Il se répétait sans cesse qu’il ne blâmait pas Harcourt. La faute en était à Caroline, — à Caroline et à lui-même. Cela ne tentait pas non plus aux grands succès de Harcourt : Bertram ne lui portait certes pas envie. Mais, à mesure qu’il avançait en âge, Harcourt devenait mondain, faux, laborieux, compassé, élégant, riche, et gracieux pour les indifférents ; Bertram était tout le contraire. Il était généreux et loyal, mais paresseux, — paresseux du moins pour le bien.

C’était un penseur, mais ses pensées étaient dans les nuages ; le monde lui était indifférent ; il était pauvre, bien plus pauvre qu’il ne l’avait jamais été à l’Université, et il ne possédait, à aucun degré, le talent de se rendre agréable au public en général. Depuis quelque temps, les deux anciens amis ne se rencontraient jamais sans que Harcourt froissât Bertram dans ses sentiments les plus intimes, et de là la répulsion de celui-ci.

Mais la répulsion ne semblait pas réciproque. Le nom de Harcourt était dans toutes les bouches. On s’attendait à de grands changements dans le monde politique, et Harcourt était de ceux que le public se sentait assuré de voir surnager après la tempête ; ses commettants de Battersea en étaient fiers ; la Chambre l’écoutait ; les écrivains, les hommes qui étaient au pouvoir, comme ceux qui espéraient y arriver, tout le monde l’entourait et le flattait. Toute cette prospérité en faisait un homme très-occupé, et pourtant, il trouva le temps d’aller voir son cher ami Bertram.
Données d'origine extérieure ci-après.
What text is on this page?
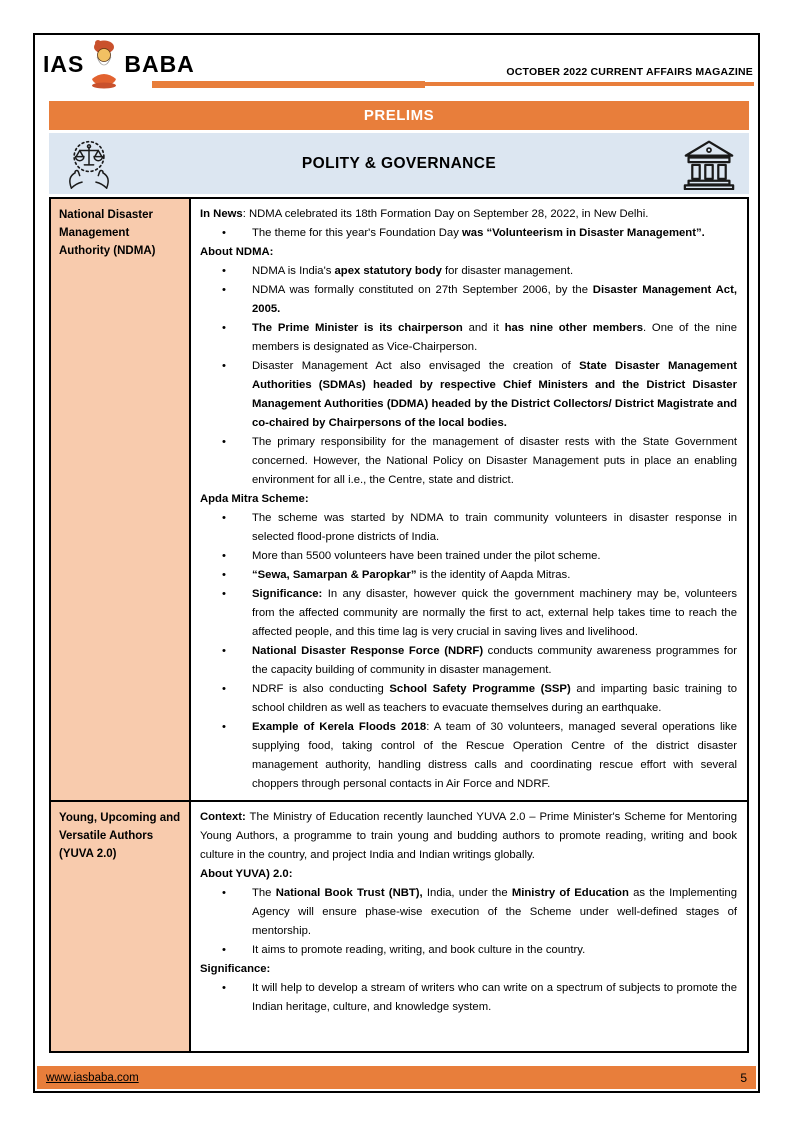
IAS BABA	OCTOBER 2022 CURRENT AFFAIRS MAGAZINE
PRELIMS
POLITY & GOVERNANCE
National Disaster Management Authority (NDMA)
In News: NDMA celebrated its 18th Formation Day on September 28, 2022, in New Delhi.
• The theme for this year's Foundation Day was “Volunteerism in Disaster Management”.
About NDMA:
• NDMA is India's apex statutory body for disaster management.
• NDMA was formally constituted on 27th September 2006, by the Disaster Management Act, 2005.
• The Prime Minister is its chairperson and it has nine other members. One of the nine members is designated as Vice-Chairperson.
• Disaster Management Act also envisaged the creation of State Disaster Management Authorities (SDMAs) headed by respective Chief Ministers and the District Disaster Management Authorities (DDMA) headed by the District Collectors/ District Magistrate and co-chaired by Chairpersons of the local bodies.
• The primary responsibility for the management of disaster rests with the State Government concerned. However, the National Policy on Disaster Management puts in place an enabling environment for all i.e., the Centre, state and district.
Apda Mitra Scheme:
• The scheme was started by NDMA to train community volunteers in disaster response in selected flood-prone districts of India.
• More than 5500 volunteers have been trained under the pilot scheme.
• “Sewa, Samarpan & Paropkar” is the identity of Aapda Mitras.
• Significance: In any disaster, however quick the government machinery may be, volunteers from the affected community are normally the first to act, external help takes time to reach the affected people, and this time lag is very crucial in saving lives and livelihood.
• National Disaster Response Force (NDRF) conducts community awareness programmes for the capacity building of community in disaster management.
• NDRF is also conducting School Safety Programme (SSP) and imparting basic training to school children as well as teachers to evacuate themselves during an earthquake.
• Example of Kerela Floods 2018: A team of 30 volunteers, managed several operations like supplying food, taking control of the Rescue Operation Centre of the district disaster management authority, handling distress calls and coordinating rescue effort with several choppers through personal contacts in Air Force and NDRF.
Young, Upcoming and Versatile Authors (YUVA 2.0)
Context: The Ministry of Education recently launched YUVA 2.0 – Prime Minister's Scheme for Mentoring Young Authors, a programme to train young and budding authors to promote reading, writing and book culture in the country, and project India and Indian writings globally.
About YUVA) 2.0:
• The National Book Trust (NBT), India, under the Ministry of Education as the Implementing Agency will ensure phase-wise execution of the Scheme under well-defined stages of mentorship.
• It aims to promote reading, writing, and book culture in the country.
Significance:
• It will help to develop a stream of writers who can write on a spectrum of subjects to promote the Indian heritage, culture, and knowledge system.
www.iasbaba.com	5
— Ce que j’apprends m’afflige beaucoup, dit-il en tendant la main à Bertram d’un air que celui-ci trouva presque protecteur. N’y a-t-il rien à faire ?

— Rien du tout, répondit Bertram assez sèchement.

— N’y puis-je rien ? demanda l’habile homme.

— Rien du tout, répondit Bertram plus sèchement encore.

— Je le voudrais bien. Je serais si heureux d’arranger l’affaire, si cela était possible.

— C’est une affaire qui n’admet aucune intervention, dit Bertram. J’ai peut-être eu tort de vous importuner de tout ceci, car je vous sais fort occupé, mais…

— Mon cher ami… occupé, je le suis, sans doute, mais quelle occupation peut entrer en ligne de compte avec le bonheur d’un ami ?

— Mais, continua George, nous avions si souvent causé de cette affaire ensemble, que j’ai pensé qu’il fallait vous prévenir.

— Sans doute… sans doute ; et il n’y a donc rien à faire ? Ah, mon Dieu ! c’est triste, bien triste ! Mais vous êtes le meilleur juge. C’est une charmante personne. Peut-être est-elle un peu…

— Harcourt, je préférais ne pas entendre parler du tout d’elle, et je tiens absolument à ne pas l’entendre critiquer.

— La critiquer, moi ! non, certes. Il me serait bien plus aisé de la louer. Je l’ai toujours admirée, — beaucoup admirée.

— C’est bon ; n’en parlons plus.

— Ainsi soit-il. Mais je suis bien peiné. J’en ai un véritable chagrin. Vous êtes un peu irrité en ce moment, Bertram ; cela se voit de reste. On ne peut vous toucher qu’à rebrousse-poil, et le moindre petit coup porte sur le vif. Cela se comprend, et j’excuse votre irritation. Mais vous savez que nous sommes de vieux amis. Chacun de nous est peut-être le plus ancien ami de l’autre, et ce n’est pas un petit accès de misanthropie qui me fera renoncer à un ami tel que vous. Vous déverserez votre bile dans un pamphlet un peu plus amer encore que le dernier, et puis tout sera dit.

— Tout est déjà dit, je vous remercie. Mais on n’est pas toujours gai, — du moins certains hommes ne savent pas toujours l’être.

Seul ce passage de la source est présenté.